Long‐term expression of the lamin A mutant associated with dilated cardiomyopathy induces senescence

Mutation of the lamin A gene (LMNA) causes a diverse range of diseases referred to as laminopathies. Because most laminopathies have a dominant inheritance pattern and progress gradually, cultured cells stably expressing mutant lamin A at the same level as endogenous wild‐type cells are required for chronological analysis. In this study, we showed that an expression system involving a lentiviral vector that carries the human metallothionein gene basal promoter ensures stable and basal‐level expression of proteins and is thus suitable for investigating the properties of lamin A mutants.

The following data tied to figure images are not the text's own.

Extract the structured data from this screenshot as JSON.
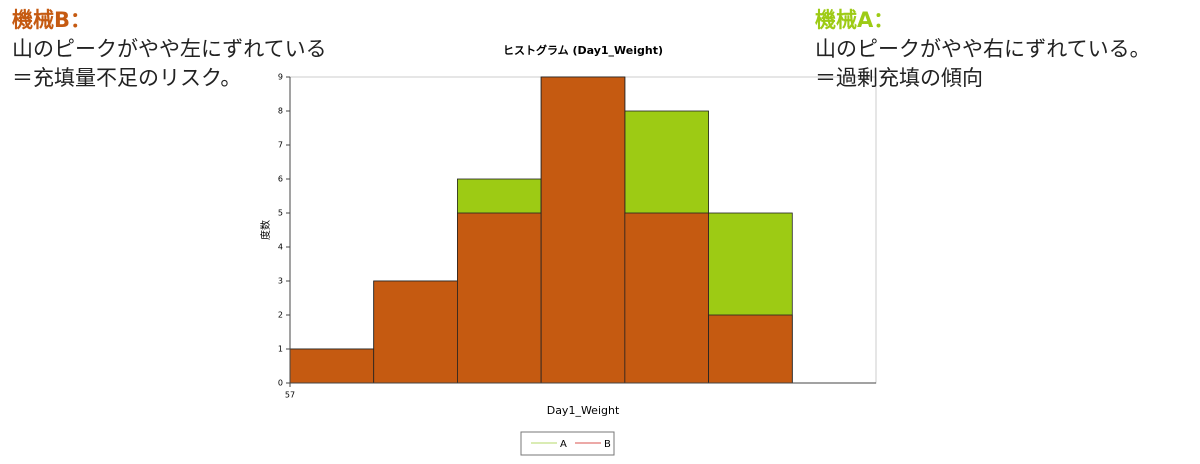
{
  "chart_data": {
    "type": "histogram",
    "title": "ヒストグラム  (Day1_Weight)",
    "xlabel": "Day1_Weight",
    "ylabel": "度数",
    "bins": [
      57,
      58,
      59,
      60,
      61,
      62,
      63
    ],
    "series": [
      {
        "name": "A",
        "color": "#9dcb14",
        "legend_color": "#b5d96a",
        "values": [
          1,
          3,
          6,
          9,
          8,
          5
        ]
      },
      {
        "name": "B",
        "color": "#c55a11",
        "legend_color": "#d9534f",
        "values": [
          1,
          3,
          5,
          9,
          5,
          2
        ]
      }
    ],
    "xlim": [
      57,
      64
    ],
    "xticks": [
      57
    ],
    "ylim": [
      0,
      9
    ],
    "yticks": [
      0,
      1,
      2,
      3,
      4,
      5,
      6,
      7,
      8,
      9
    ]
  },
  "annotations": [
    {
      "heading": "機械B：",
      "color": "#c55a11",
      "lines": [
        "山のピークがやや左にずれている",
        "＝充填量不足のリスク。"
      ]
    },
    {
      "heading": "機械A：",
      "color": "#9dcb14",
      "lines": [
        "山のピークがやや右にずれている。",
        "＝過剰充填の傾向"
      ]
    }
  ]
}
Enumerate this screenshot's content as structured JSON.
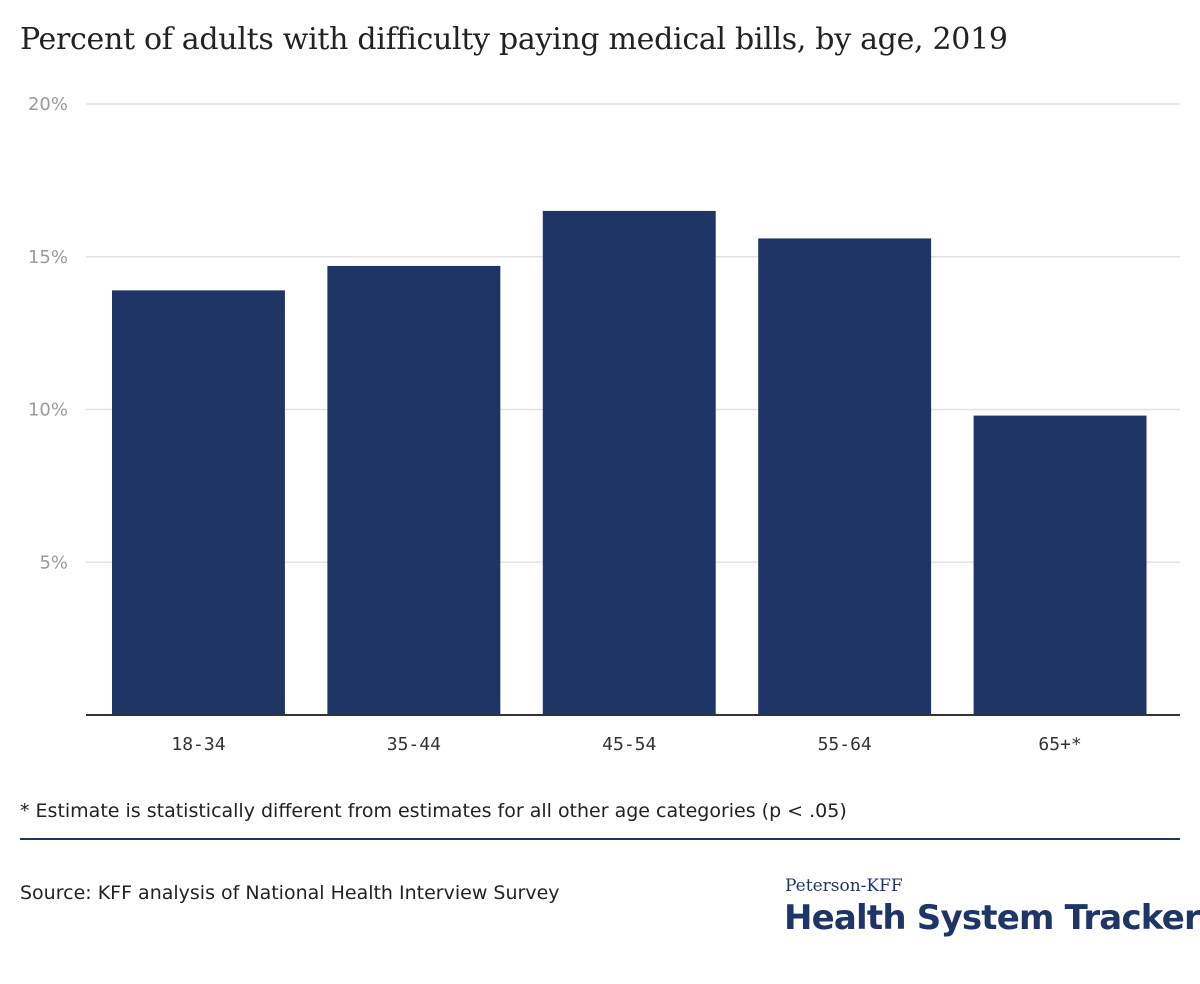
{
  "chart_data": {
    "type": "bar",
    "title": "Percent of adults with difficulty paying medical bills, by age, 2019",
    "categories": [
      "18-34",
      "35-44",
      "45-54",
      "55-64",
      "65+*"
    ],
    "values": [
      13.9,
      14.7,
      16.5,
      15.6,
      9.8
    ],
    "ylim": [
      0,
      20
    ],
    "yticks": [
      5,
      10,
      15,
      20
    ],
    "ytick_labels": [
      "5%",
      "10%",
      "15%",
      "20%"
    ],
    "grid": true,
    "bar_color": "#1f3566",
    "xlabel": "",
    "ylabel": ""
  },
  "footnote": "* Estimate is statistically different from estimates for all other age categories (p < .05)",
  "source": "Source: KFF analysis of National Health Interview Survey",
  "brand": {
    "top": "Peterson-KFF",
    "main": "Health System Tracker"
  },
  "colors": {
    "accent": "#1f3566",
    "grid": "#e2e2e2",
    "axis": "#333333"
  }
}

The small ubiquitin‐related modifier (SUMO) modification (SUMOylation)‐defective E203G mutant that is associated with familial dilated cardiomyopathy exhibited abnormal subnuclear distribution and inhibited normal localization of WT lamin A in a dominant‐negative manner. Low‐level and long‐term expression of the E203G mutant resulted in multinucleated giant cells, aberrant lipid droplet accumulation in the cytoplasm and premature senescence. Expression of another SUMOylation‐defective mutant (K201R) did not induce any phenotypes observed in cells expressing E203G. These results indicate that the E203G mutant may inhibit the normal functions of wild‐type lamin A in a dominant‐negative manner, but a defect in SUMOylation itself may not be involved in disease pathogenesis.